Vor sechs Jahren, an einem Tag wie diesem, legte ich die Tarotkarte „der Herrscher“. Zugleich machte ich mir Gedanken darüber, welche Eigenschaften ein guter Herrscher haben und wie er aussehen sollte. Diese Überlegungen sind auch heute durchaus aktuell.
Für die Gestalt des Herrschers machte viele Entwürfe. Ich fand die Aufgabenstellung sehr schwierig. Schließlich entschied ich mich für ein recht mickrig wirkendes Männchen. Besonders im Vergleich zur Herrscherin macht er nicht viel her.
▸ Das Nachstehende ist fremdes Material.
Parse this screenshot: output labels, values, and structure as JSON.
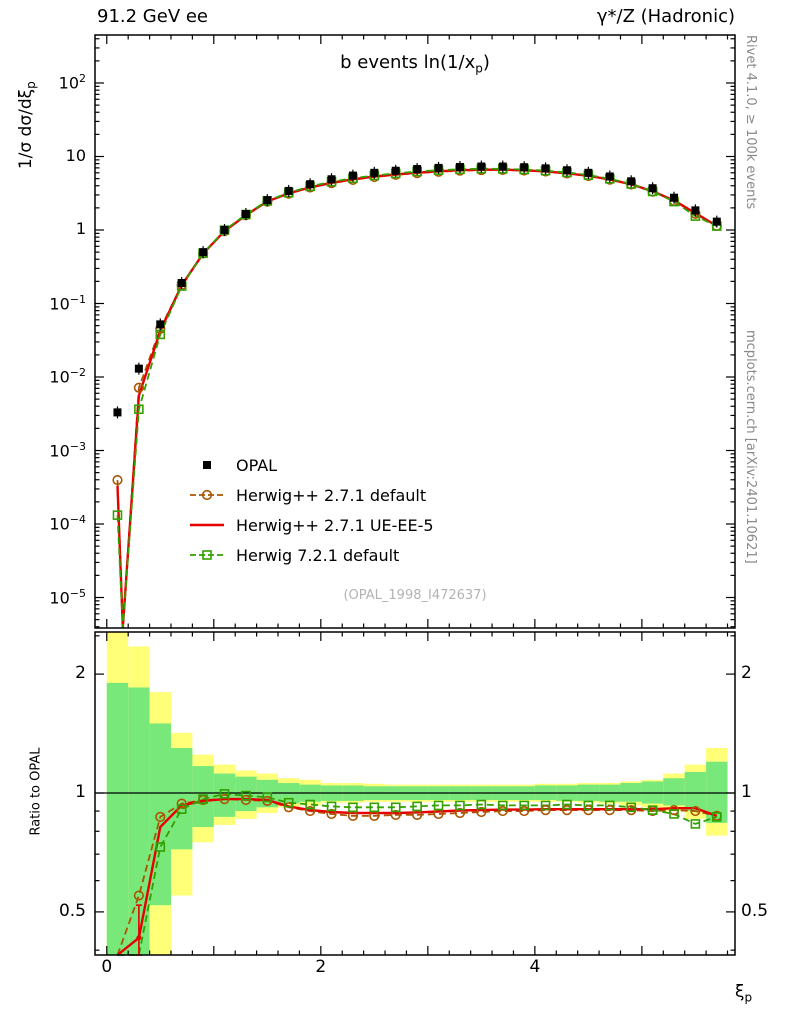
{
  "meta": {
    "header_left": "91.2 GeV ee",
    "header_right": "γ*/Z (Hadronic)",
    "right_label_top": "Rivet 4.1.0, ≥ 100k events",
    "right_label_bottom": "mcplots.cern.ch [arXiv:2401.10621]",
    "watermark": "(OPAL_1998_I472637)"
  },
  "main_panel": {
    "title": {
      "pre": "b events ln(1/x",
      "sub": "p",
      "post": ")"
    },
    "ylabel": {
      "pre": "1/σ  dσ/dξ",
      "sub": "p"
    },
    "xlabel": {
      "pre": "ξ",
      "sub": "p"
    },
    "yticks_exponents": [
      2,
      1,
      0,
      -1,
      -2,
      -3,
      -4,
      -5
    ]
  },
  "ratio_panel": {
    "ylabel": "Ratio to OPAL",
    "yticks": [
      2,
      1,
      0.5
    ]
  },
  "xticks_labels": [
    0,
    2,
    4
  ],
  "legend": {
    "items": [
      {
        "label": "OPAL",
        "color": "#000000",
        "line": "none",
        "marker": "filled-square"
      },
      {
        "label": "Herwig++ 2.7.1 default",
        "color": "#aa5500",
        "line": "dashed",
        "marker": "open-circle"
      },
      {
        "label": "Herwig++ 2.7.1 UE-EE-5",
        "color": "#e60000",
        "line": "solid",
        "marker": "none"
      },
      {
        "label": "Herwig 7.2.1 default",
        "color": "#33a000",
        "line": "dashed",
        "marker": "open-square"
      }
    ]
  },
  "colors": {
    "band_yellow": "#ffff78",
    "band_green": "#79e87a",
    "frame": "#000000",
    "reference_line": "#000000"
  },
  "chart_data": {
    "type": "line",
    "title": "b events ln(1/x_p)",
    "xlabel": "xi_p",
    "ylabel": "1/sigma dsigma/dxi_p",
    "xlim": [
      -0.11,
      5.87
    ],
    "main_yscale": "log",
    "main_ylim": [
      3.6e-06,
      450
    ],
    "ratio_yscale": "log",
    "ratio_ylim": [
      0.39,
      2.54
    ],
    "x": [
      0.1,
      0.3,
      0.5,
      0.7,
      0.9,
      1.1,
      1.3,
      1.5,
      1.7,
      1.9,
      2.1,
      2.3,
      2.5,
      2.7,
      2.9,
      3.1,
      3.3,
      3.5,
      3.7,
      3.9,
      4.1,
      4.3,
      4.5,
      4.7,
      4.9,
      5.1,
      5.3,
      5.5,
      5.7
    ],
    "series": [
      {
        "name": "OPAL",
        "color": "#000000",
        "marker": "filled-square",
        "linestyle": "none",
        "linewidth": 0,
        "values": [
          0.0033,
          0.013,
          0.052,
          0.19,
          0.5,
          1.0,
          1.65,
          2.55,
          3.4,
          4.2,
          4.9,
          5.5,
          6.0,
          6.4,
          6.75,
          7.0,
          7.2,
          7.3,
          7.3,
          7.15,
          6.9,
          6.5,
          6.0,
          5.35,
          4.6,
          3.7,
          2.75,
          1.85,
          1.3
        ]
      },
      {
        "name": "Herwig++ 2.7.1 default",
        "color": "#aa5500",
        "marker": "open-circle",
        "linestyle": "dashed",
        "linewidth": 1.8,
        "ratio_to_opal": [
          0.12,
          0.55,
          0.87,
          0.94,
          0.96,
          0.965,
          0.96,
          0.955,
          0.92,
          0.9,
          0.885,
          0.875,
          0.875,
          0.88,
          0.88,
          0.885,
          0.89,
          0.895,
          0.9,
          0.9,
          0.905,
          0.905,
          0.905,
          0.905,
          0.905,
          0.9,
          0.905,
          0.9,
          0.875
        ]
      },
      {
        "name": "Herwig++ 2.7.1 UE-EE-5",
        "color": "#e60000",
        "marker": "none",
        "linestyle": "solid",
        "linewidth": 2.4,
        "ratio_to_opal": [
          0.1,
          0.43,
          0.82,
          0.93,
          0.955,
          0.965,
          0.965,
          0.96,
          0.925,
          0.905,
          0.895,
          0.89,
          0.89,
          0.89,
          0.893,
          0.898,
          0.903,
          0.905,
          0.908,
          0.908,
          0.91,
          0.91,
          0.91,
          0.91,
          0.91,
          0.91,
          0.915,
          0.915,
          0.875
        ]
      },
      {
        "name": "Herwig 7.2.1 default",
        "color": "#33a000",
        "marker": "open-square",
        "linestyle": "dashed",
        "linewidth": 1.8,
        "ratio_to_opal": [
          0.04,
          0.28,
          0.73,
          0.91,
          0.965,
          0.995,
          0.985,
          0.975,
          0.945,
          0.935,
          0.925,
          0.92,
          0.92,
          0.92,
          0.925,
          0.93,
          0.93,
          0.935,
          0.93,
          0.93,
          0.93,
          0.935,
          0.93,
          0.93,
          0.92,
          0.905,
          0.885,
          0.835,
          0.87
        ]
      }
    ],
    "ratio_errorbars": [
      {
        "series": 2,
        "x": 0.3,
        "value": 0.43,
        "lo": 0.355,
        "hi": 0.52
      }
    ],
    "bands": {
      "x_start": 0.0,
      "bin_width": 0.2,
      "yellow_lo": [
        0.01,
        0.01,
        0.25,
        0.55,
        0.75,
        0.83,
        0.86,
        0.89,
        0.92,
        0.93,
        0.945,
        0.945,
        0.95,
        0.95,
        0.95,
        0.95,
        0.95,
        0.95,
        0.95,
        0.95,
        0.95,
        0.95,
        0.945,
        0.94,
        0.93,
        0.92,
        0.9,
        0.86,
        0.78
      ],
      "yellow_hi": [
        2.6,
        2.35,
        1.8,
        1.42,
        1.25,
        1.18,
        1.14,
        1.12,
        1.09,
        1.08,
        1.06,
        1.06,
        1.055,
        1.05,
        1.05,
        1.05,
        1.05,
        1.05,
        1.05,
        1.05,
        1.055,
        1.055,
        1.06,
        1.06,
        1.07,
        1.08,
        1.12,
        1.18,
        1.3
      ],
      "green_lo": [
        0.01,
        0.33,
        0.52,
        0.72,
        0.82,
        0.87,
        0.9,
        0.92,
        0.94,
        0.95,
        0.955,
        0.955,
        0.96,
        0.96,
        0.96,
        0.96,
        0.96,
        0.96,
        0.96,
        0.96,
        0.96,
        0.955,
        0.955,
        0.95,
        0.95,
        0.94,
        0.93,
        0.9,
        0.84
      ],
      "green_hi": [
        1.9,
        1.85,
        1.5,
        1.3,
        1.17,
        1.12,
        1.1,
        1.08,
        1.06,
        1.05,
        1.045,
        1.045,
        1.04,
        1.04,
        1.04,
        1.04,
        1.04,
        1.04,
        1.04,
        1.04,
        1.045,
        1.045,
        1.05,
        1.05,
        1.06,
        1.07,
        1.09,
        1.13,
        1.2
      ]
    }
  }
}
„Der Herrscher in einem demokratischen Gemeinwesen„, so befand ich damals, „regiert mithilfe von Gesetzen, Verordnungen, Institutionen. Er ist ein Funktionsträger und wird ausgetauscht, wenn die Ergebnisse nicht stimmen. …
Ein Gesicht braucht er nicht. Ob Mann oder Frau – egal. Die Kleidung – unerheblich. Wichtig ist seine Position, also der Stuhl, auf dem er sitzt. …
Ich gebe zu, angesichts der strahlenden Herrscherin wirkt der Herrscher ein wenig blässlich. Dieser Gegensatz ist gewollt. „Herrscherin“ ist, wer im vollen Einklang mit der Natur und mit sich selbst lebt, „Herrscher“, wer die Funktionen der Staatsführung ausübt.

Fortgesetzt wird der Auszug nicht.